In short: explicit Deny > explicit Allow > implicit Deny.
Wildcard matching
*matches any sequence of characters (including empty).?matches exactly one character.- Without
*or?, the comparison is a case-sensitive exact match. - Patterns are compiled once per process and cached (up to 10,000 entries).
Defaults
On first startup of a fresh cluster the leader broker seeds:
| Object | Value |
|---|---|
| Policy | AdministratorAccess — Action: "*", Resource: "*" |
| Group | admin-group — bound to AdministratorAccess |
| User | admin (password admin, must change on first login) — member of admin-group |
This is the only way to bootstrap; rotate the password immediately after first login.
Worked Examples
Full producer access to a single topic
{
"Version": "2012-10-17",
"Statement": [
{
"Sid": "OrdersProducer",
"Effect": "Allow",
"Action": ["kafka:Produce", "kafka:Metadata", "kafka:InitProducerId"],
"Resource": ["orders", "arn:stream:kafka:topic:orders"]
}
]
}
Full consumer access to a topic family
{
"Version": "2012-10-17",
"Statement": [
{
"Sid": "OrdersConsumer",
"Effect": "Allow",
"Action": [
"kafka:Fetch",
"kafka:Metadata",
"kafka:JoinGroup",
"kafka:SyncGroup",
"kafka:Heartbeat",
"kafka:LeaveGroup",
"kafka:OffsetCommit",
"kafka:OffsetFetch"
],
"Resource": ["orders-*", "arn:stream:kafka:topic:orders-*"]
}
]
}
Read-only admin operator
{
"Version": "2012-10-17",
"Statement": [
{
"Sid": "ReadOnlyAdmin",
"Effect": "Allow",
"Action": ["kafka:ListKms", "kafka:Metadata"],
"Resource": "*"
},
{
"Sid": "BlockMutations",
"Effect": "Deny",
"Action": [
"kafka:CreateTopic", "kafka:DeleteTopic", "kafka:UpdateTopic",
"kafka:CreateUser", "kafka:DeleteUser", "kafka:UpdatePassword",
"kafka:CreateGroup", "kafka:DeleteGroup",
"kafka:CreatePolicy", "kafka:DeletePolicy", "kafka:UpdateIAM",
"kafka:CreateKey", "kafka:RotateKey",
"kafka:Rebalance", "kafka:Cleanup"
],
"Resource": "*"
}
]
}
Allow producing everywhere, deny one sensitive topic
Because explicit Deny wins, a broad Allow paired with a narrow Deny is the idiomatic way to carve out exceptions.
{
"Version": "2012-10-17",
"Statement": [
{ "Sid": "ProduceAnywhere", "Effect": "Allow", "Action": "kafka:Produce", "Resource": "*" },
{ "Sid": "BlockPii", "Effect": "Deny", "Action": "kafka:Produce", "Resource": ["pii-*", "arn:stream:kafka:topic:pii-*"] }
]
}
Limitations
Conditionis parsed but not evaluated.
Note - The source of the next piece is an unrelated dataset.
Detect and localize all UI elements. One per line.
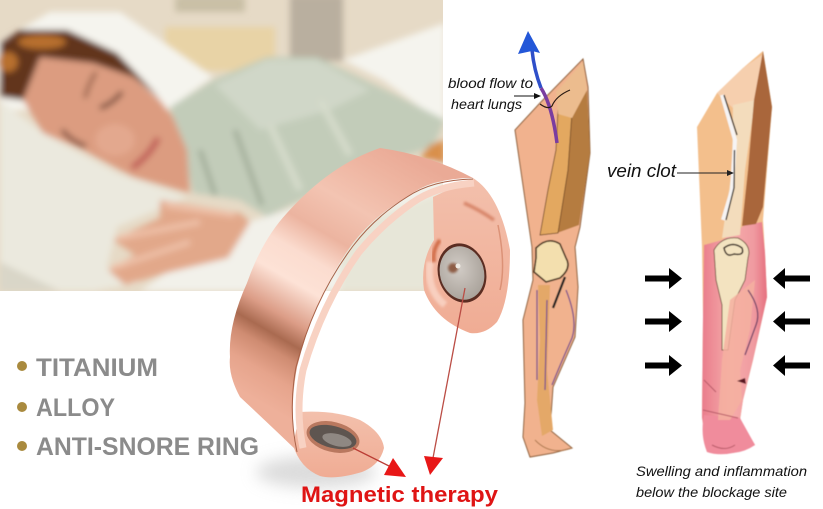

Authoring conditions today does nothing; the field exists for forward compatibility.- Anonymous requests bypass policy evaluation only when authentication is disabled at the listener level; once SASL is enabled, every request is mapped to a user before authorization runs.
- Resource form is asymmetric between data plane (bare names) and control plane (ARNs). Use both forms in
Resource, or use"*", when a policy spans both surfaces.